Digital transformation is driving multi-cloud migrations, as 85 percent of organizations use at least two cloud providers for data storage and analytics, while 40 percent use five or more. GDPR, CCPA, and other privacy regulations are making cloud migration and analytics difficult, as 7 out of 10 said the effort has become more complex, a Privacera and Lead to Market survey reveals.
Comprised of 100 executives from Fortune 500 companies, the survey found businesses are experiencing a conflict between a data scientist’s need for quick data access and IT’s need to ensure data security and privacy, as 58 percent felt that access restrictions were impacting the productivity of their analytic teams.
An analytical teams’ productivity is adversely impacted by security requirements, often resulting in a never-ending, and difficult to resolve, stream of IT tickets requesting access to sensitive data. These security requirements are impairing analytics teams from doing their jobs, either by delaying or even denying access to the data necessary for modeling and analytics.
Deploying a layered security approach
While a majority of the survey respondents do utilize IAM technology tools, it was not the only tool utilized to ensure data security. Deploying a layered security approach, some respondents recognized the need to reduce information risk by enabling data analytics with much more granular data access control.
Typically, security tools provide controls at the application, network or end-user layers. Yet, in today’s zero-trust networks that is not sufficient. As recent data breaches have proven, once a bad actor has gained access to the data storage or analytics system – every piece of information stored within is accessible.

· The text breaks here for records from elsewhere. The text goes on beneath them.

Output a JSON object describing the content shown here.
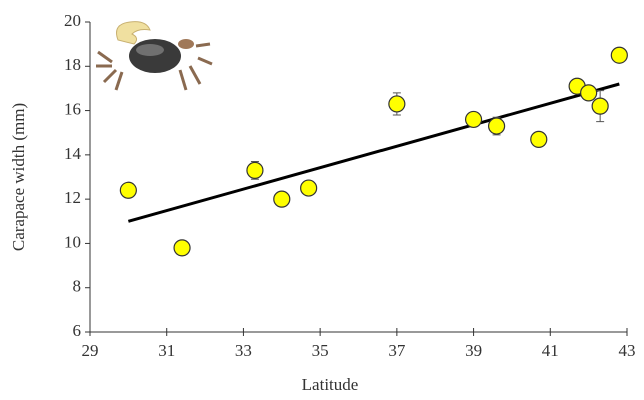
{
  "chart_data": {
    "type": "scatter",
    "xlabel": "Latitude",
    "ylabel": "Carapace width (mm)",
    "x": [
      30.0,
      31.4,
      33.3,
      34.0,
      34.7,
      37.0,
      39.0,
      39.6,
      40.7,
      41.7,
      42.0,
      42.3,
      42.8
    ],
    "values": [
      12.4,
      9.8,
      13.3,
      12.0,
      12.5,
      16.3,
      15.6,
      15.3,
      14.7,
      17.1,
      16.8,
      16.2,
      18.5
    ],
    "errors": [
      0.2,
      0.2,
      0.4,
      0.2,
      0.3,
      0.5,
      0.3,
      0.4,
      0.2,
      0.2,
      0.2,
      0.7,
      0.2
    ],
    "color": "#ffff00",
    "trendline": {
      "x": [
        30.0,
        42.8
      ],
      "values": [
        11.0,
        17.2
      ],
      "color": "#000000"
    },
    "xlim": [
      29,
      43
    ],
    "xticks": [
      29,
      31,
      33,
      35,
      37,
      39,
      41,
      43
    ],
    "ylim": [
      6,
      20
    ],
    "yticks": [
      6,
      8,
      10,
      12,
      14,
      16,
      18,
      20
    ],
    "grid": false
  }
}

This is exactly what happens when IT or security teams grant data science teams blanket access to data – it creates a massive hole in the security perimeter. Worse, it violates the privacy and compliance regulations that were created to protect the personal digital rights of consumers in the first place.
A more granular, more surgical approach is needed, and some survey respondents have adopted additional technologies such as encryption and masking, as well as fine-grained access control and row/column filtering. The fine-grained access control enables an almost surgical level control of data access, enabling analytics teams to access the precise data set they need. No more and no less. This upholds the corporate obligation to adhere to legal requirements, without impeding the productivity of data scientists.
Managing data security and privacy as a corporate imperative
Managing data security and privacy has become a corporate imperative, as organizations look to avoid data breaches and the misuse of personally identifiable information (PII) that can cost millions of dollars in fines and irreparable damage to brand.
Worldwide privacy regulations are creating the need for businesses to not only manage data, but to make it pseudonymized, easy for end-users to erase, and auditable both in terms of location and usage.
However, securing sensitive data across cloud-based repositories is difficult, as 70 percent said managing access in compliance with external or internal governance policies was hard – even after it was identified and classified. Worse, 81 percent were not confident that a request from a past customer to delete all information could be executed when stored in multiple cloud services.
The rise in digital transformation and the trend to migrate and manage data across multiple cloud providers is forcing organizations to think about how they are controlling access to sensitive information. Data access control is a common choice for managing data governance and compliance, but what’s in place today may not be the ideal solution tomorrow. In fact, 70 percent said they would require automated solutions for data governance and access control in the next 1-3 years.